I had posters for A bout de souffle and Andy Warhol's Flesh on my wall when I was 15 in the 70s. I got them via an advert in a film magazine. There was life before eBay.
Ebay comment unnecessary! Grow up.
I know this stuff was out there....I know this stuff was available.....this kid in this story with this life didn't seem to have the means as I didn't have the means when I was that age in a simlar world in a similar situation.
I remember going to London and finding a shop full of film posters and thinking....one day, I want those. I was still getting £1.50 pocket money in 1986. (I was from a big family and worked for the family so had no option for working for more for someone else.)
My point is the film showed none of the aspiration and yearning that discovering art and pop culture and literature and music inspires when you're young and alone and finding things outside of you peer's world.
This boy was simply 15, uncool, but had all the cool books and pictures and quotes ready and to hand and there.

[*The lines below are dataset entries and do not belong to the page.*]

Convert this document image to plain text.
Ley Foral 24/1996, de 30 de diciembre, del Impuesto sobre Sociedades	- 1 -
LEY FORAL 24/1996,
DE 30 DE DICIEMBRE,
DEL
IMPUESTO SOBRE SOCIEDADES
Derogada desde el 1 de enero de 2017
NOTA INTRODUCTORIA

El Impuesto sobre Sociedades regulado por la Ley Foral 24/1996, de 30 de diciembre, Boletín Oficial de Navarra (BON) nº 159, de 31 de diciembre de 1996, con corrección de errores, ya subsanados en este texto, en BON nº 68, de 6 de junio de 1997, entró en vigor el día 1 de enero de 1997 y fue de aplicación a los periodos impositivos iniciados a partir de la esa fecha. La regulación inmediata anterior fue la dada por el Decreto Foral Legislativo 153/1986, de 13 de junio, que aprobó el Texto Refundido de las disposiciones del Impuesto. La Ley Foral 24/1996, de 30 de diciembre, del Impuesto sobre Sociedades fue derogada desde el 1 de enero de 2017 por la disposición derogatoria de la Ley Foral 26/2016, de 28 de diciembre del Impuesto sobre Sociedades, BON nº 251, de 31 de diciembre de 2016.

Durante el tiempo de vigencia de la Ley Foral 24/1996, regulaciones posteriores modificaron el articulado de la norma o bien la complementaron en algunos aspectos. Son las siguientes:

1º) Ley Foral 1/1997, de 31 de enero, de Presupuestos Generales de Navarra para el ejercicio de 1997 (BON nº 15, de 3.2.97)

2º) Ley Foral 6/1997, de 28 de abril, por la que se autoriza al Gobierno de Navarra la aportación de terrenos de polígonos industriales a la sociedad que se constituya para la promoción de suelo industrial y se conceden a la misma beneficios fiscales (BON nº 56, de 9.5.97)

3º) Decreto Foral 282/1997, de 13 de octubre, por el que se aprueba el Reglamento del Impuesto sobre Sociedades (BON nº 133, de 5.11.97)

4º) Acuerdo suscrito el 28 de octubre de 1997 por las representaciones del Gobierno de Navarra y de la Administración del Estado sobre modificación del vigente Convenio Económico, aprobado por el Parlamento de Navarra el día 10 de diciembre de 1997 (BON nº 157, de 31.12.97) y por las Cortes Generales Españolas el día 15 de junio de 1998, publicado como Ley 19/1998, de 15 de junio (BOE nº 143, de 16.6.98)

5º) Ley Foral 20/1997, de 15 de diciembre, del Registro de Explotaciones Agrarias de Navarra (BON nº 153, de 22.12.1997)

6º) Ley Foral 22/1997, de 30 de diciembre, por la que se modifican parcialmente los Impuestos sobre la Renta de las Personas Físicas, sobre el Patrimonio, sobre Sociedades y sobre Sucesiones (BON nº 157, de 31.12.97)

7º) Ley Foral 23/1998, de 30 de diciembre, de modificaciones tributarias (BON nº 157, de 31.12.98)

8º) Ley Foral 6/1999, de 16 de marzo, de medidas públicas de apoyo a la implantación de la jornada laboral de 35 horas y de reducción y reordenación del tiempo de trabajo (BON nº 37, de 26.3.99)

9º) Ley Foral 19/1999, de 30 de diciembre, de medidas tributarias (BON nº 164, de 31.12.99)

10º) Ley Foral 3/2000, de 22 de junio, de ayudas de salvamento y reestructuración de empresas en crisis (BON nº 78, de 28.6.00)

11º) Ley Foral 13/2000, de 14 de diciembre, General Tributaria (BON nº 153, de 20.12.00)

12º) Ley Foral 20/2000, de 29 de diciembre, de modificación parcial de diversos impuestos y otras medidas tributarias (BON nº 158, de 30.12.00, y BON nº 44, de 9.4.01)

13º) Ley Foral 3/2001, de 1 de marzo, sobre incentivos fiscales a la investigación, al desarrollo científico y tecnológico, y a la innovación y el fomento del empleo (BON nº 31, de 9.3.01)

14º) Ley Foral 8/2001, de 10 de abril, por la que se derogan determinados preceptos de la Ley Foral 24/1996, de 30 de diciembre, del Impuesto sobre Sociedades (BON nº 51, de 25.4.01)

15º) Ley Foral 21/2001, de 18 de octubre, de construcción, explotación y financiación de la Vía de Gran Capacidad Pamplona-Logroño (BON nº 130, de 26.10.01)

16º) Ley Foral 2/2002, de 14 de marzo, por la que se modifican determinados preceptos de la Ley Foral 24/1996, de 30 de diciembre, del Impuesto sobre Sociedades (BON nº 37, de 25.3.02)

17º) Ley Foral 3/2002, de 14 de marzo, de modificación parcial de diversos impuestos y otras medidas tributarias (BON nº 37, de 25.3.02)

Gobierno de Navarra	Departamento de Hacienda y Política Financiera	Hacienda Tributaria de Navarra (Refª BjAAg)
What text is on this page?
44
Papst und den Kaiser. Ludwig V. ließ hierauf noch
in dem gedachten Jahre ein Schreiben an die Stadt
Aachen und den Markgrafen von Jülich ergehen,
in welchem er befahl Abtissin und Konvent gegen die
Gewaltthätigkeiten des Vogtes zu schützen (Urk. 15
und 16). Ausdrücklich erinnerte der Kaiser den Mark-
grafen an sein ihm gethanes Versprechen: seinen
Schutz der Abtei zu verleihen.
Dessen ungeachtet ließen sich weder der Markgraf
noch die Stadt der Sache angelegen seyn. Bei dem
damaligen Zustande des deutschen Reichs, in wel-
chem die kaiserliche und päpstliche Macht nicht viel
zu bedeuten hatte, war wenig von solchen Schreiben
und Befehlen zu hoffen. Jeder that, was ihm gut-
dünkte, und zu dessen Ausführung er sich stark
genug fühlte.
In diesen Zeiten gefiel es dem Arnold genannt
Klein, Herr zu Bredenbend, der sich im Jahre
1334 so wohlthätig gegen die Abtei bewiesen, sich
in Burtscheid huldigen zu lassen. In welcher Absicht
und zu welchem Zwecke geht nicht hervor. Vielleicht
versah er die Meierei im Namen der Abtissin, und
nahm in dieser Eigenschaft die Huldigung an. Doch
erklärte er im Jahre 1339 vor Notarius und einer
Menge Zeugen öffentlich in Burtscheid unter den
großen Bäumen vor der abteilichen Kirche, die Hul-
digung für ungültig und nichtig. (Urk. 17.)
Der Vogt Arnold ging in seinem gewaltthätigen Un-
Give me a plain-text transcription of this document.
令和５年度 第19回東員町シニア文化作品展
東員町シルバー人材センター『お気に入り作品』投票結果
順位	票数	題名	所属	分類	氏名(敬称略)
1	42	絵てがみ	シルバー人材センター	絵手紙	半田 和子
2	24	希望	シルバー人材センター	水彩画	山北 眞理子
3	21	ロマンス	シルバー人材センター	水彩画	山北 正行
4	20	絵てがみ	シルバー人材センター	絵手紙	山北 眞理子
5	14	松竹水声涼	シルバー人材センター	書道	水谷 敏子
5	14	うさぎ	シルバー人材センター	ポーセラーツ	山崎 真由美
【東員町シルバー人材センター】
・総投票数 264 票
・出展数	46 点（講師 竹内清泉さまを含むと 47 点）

I'm sure a part of me believes that at 15 I was super duper and jazzy fuckin' hip shit, but I know I was still stumblin' along. I read what film mags I could get my hands on, and spent ages in the library looking at books they wouldn't let me hire, and I thought Patti Smith was 'A genius' and Iggy Pop 'sexy' and yes, I got my Nan to buy me the Andy Warhol Diaries, and I got Miles Davies 'Sketches of Spain' and thought Quentin Crisp was someone I should design my attitude to life upon and that this fella that Barfly was based on seemed like a good role model and that Broadway Danny Rose and Bananas were both very funny, but Hannah and Her Sister was probably smarter and the one I should like it more........and if it wasn't for Alex Coc i'd be just like everybody else.......
.....thing is, at the time, in the moment.....not a lot of it made sense.
I was 15 on a housing estate next to an industrial estate and I'd just been told I wasn't allowed to do any O levels cos I was a trouble maker.....so in my mind I was thick and I didn't deserve anything. My old man kicking me up an ddown the stairs didn't help Setting fire to things didn't really help either, but it felt good, although it was stupid and dangerous and I did cause some terrible messes.
Cinema continues to depict these kids as 'super cool' despite their loser status and they always get the girl in the 'sexy' anorak, who's a bit sharp tongued, but soft on the inside.
Anyway, fuck you and your short sharp ebay throwaway.......lucky you and your 70s poster, hip shit!